C'est étrange le feeling que la fatigue me donne. Par moment, j'ai l'impression que mon corps combat tellement fort que je pourrais aller courir le marathon et ensuite, les minutes suivantes, je pourrais me liquéfier sur le sol et m'endormir à même le plancher. Et la journée a été interminable. Un expèce de journée où tu dois tuer le temps pour te rendre au bout et que même si la satisfaction d'avoir passé au travers est grande, elle n'est pas suffisante pour éclipser la lourdeur de la journée. Ni triste, ni déprimée, je me sens juste lourde des heures qui se sont écouler derrière moi. On chance l'heure ce week end, c'est une bonne chose, je vais pouvoir ratrapper une heure de plus de sommeil. =D
Mon matin a débuté à 6:10, parce que 6:00 c'était trop difficile psychologiquement. Mais je ne dormais plus à 5:50 de toute façon. C'est toujours comme ça le matin d'un examen. J'ai tellement peur de passer tout droit que mon horloge biologique fait envoie des doses de culpabilités à mon système endocrinien pour qu'il me réveille.

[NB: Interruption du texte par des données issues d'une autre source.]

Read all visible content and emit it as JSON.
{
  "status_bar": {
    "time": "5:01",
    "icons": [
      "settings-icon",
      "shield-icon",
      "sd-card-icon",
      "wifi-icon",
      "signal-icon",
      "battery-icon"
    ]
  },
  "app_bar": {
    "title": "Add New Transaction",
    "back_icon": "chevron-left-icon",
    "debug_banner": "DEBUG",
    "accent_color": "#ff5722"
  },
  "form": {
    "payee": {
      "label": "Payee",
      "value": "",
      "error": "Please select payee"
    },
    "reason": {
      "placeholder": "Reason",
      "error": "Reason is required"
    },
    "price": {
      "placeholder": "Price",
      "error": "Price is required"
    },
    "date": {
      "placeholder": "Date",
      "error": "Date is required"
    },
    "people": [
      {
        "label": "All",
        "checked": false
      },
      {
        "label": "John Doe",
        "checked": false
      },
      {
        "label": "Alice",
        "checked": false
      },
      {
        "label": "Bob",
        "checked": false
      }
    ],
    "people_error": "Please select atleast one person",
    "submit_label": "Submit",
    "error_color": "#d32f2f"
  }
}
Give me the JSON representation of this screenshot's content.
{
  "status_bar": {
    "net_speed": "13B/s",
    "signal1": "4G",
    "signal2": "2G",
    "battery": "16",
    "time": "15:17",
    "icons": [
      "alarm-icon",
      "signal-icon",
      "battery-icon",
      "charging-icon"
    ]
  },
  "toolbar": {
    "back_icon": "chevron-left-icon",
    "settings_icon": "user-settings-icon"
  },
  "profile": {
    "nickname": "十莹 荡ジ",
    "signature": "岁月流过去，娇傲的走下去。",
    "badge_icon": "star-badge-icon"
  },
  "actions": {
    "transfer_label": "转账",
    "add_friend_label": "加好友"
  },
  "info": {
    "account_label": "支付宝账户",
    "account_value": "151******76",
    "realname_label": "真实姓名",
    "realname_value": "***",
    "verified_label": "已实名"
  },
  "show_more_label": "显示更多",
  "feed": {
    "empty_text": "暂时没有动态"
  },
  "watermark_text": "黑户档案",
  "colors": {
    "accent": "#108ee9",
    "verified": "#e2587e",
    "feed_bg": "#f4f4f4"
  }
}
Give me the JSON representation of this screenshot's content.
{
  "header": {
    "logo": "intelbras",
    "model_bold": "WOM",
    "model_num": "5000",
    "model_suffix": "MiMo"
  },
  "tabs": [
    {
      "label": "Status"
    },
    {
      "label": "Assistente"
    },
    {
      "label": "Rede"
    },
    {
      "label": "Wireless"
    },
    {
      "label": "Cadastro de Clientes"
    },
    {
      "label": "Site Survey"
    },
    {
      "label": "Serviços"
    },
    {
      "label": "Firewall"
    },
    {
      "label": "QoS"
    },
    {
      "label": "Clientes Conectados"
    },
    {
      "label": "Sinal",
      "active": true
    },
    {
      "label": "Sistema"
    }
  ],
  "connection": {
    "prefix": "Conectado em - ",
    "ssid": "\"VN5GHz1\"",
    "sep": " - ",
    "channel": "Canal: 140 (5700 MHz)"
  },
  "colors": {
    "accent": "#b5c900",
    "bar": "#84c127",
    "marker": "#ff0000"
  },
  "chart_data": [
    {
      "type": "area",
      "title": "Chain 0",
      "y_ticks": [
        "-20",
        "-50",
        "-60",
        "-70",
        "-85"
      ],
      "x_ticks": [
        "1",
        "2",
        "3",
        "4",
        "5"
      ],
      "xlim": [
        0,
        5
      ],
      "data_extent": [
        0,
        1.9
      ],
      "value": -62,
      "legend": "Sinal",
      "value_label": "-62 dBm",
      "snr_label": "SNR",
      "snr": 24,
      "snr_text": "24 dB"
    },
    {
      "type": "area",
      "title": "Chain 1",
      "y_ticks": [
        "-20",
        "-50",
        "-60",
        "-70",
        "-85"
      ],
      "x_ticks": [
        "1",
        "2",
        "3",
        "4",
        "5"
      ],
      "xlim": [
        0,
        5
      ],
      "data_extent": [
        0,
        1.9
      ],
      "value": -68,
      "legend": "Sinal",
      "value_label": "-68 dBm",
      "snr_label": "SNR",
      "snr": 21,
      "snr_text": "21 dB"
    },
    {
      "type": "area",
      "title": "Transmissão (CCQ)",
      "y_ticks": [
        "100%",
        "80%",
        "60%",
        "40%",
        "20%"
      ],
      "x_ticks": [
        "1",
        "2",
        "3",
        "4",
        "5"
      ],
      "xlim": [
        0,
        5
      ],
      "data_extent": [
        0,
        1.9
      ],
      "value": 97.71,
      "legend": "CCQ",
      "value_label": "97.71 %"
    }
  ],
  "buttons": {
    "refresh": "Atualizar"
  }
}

Ensuite, j'ai flanée sur le net, parce que bien sur, même si j'ai un examen qui début dans 2:30, au lieu de réviser comme toute personne normale, moi je magasine chez IKEA le jeudi matin. J'ai ensuit choisie la paire de jeans qui trainait dans le coin, enfilé un bon polar et je suis descendue manger mes cérales avec des bananes. J'ai quitté la maison, je pense sincèrement que le soleil s'était pas encore levé. À moins qu'il me narguait un peu derrière les immeubles ou les nuages. Le métro était plein. Plein mais surtout, plein de gens désagréables. J'ai la ferme intuition que tous les gens de mauvais poils se rencontrent à la même heure dans le transport en commun à Montréal. (je sais, je devrais pas parlé, je suis moi-même de mauvais poil le matin, mais ce matin, je lisais mes notes dans métro, alors je pouvais même pas faire un tant soit peu de regard déplaisant à qui que ce soit.) Pui, y'a eu la marche dans le froid jusqu'au pavillon et ensuite le 35 minutes d'examen. 40 questions, 175 élèves. Et les gens arrivaient avec des 50 minutes de retard. Un joli petit chaos matinal. Et pour pas me dégonfler, je suis allée flâner au centre ville ensuite, parce que je savais que si je retrais chez moi, je serai automatiquement trop lâche pour remettre les pieds à l'université pour mon second cours. J'ai tenu le coup, mais j'ai aussi accumulé beaucoup de fatigue inutile. J'aurais peut-être du aller siester ou encore aller au cinéma, mais une marche de plus de 4 heures, c'était peut-être pas le scénario idéal. Et je suis allée voir pour mes fameux Frissons.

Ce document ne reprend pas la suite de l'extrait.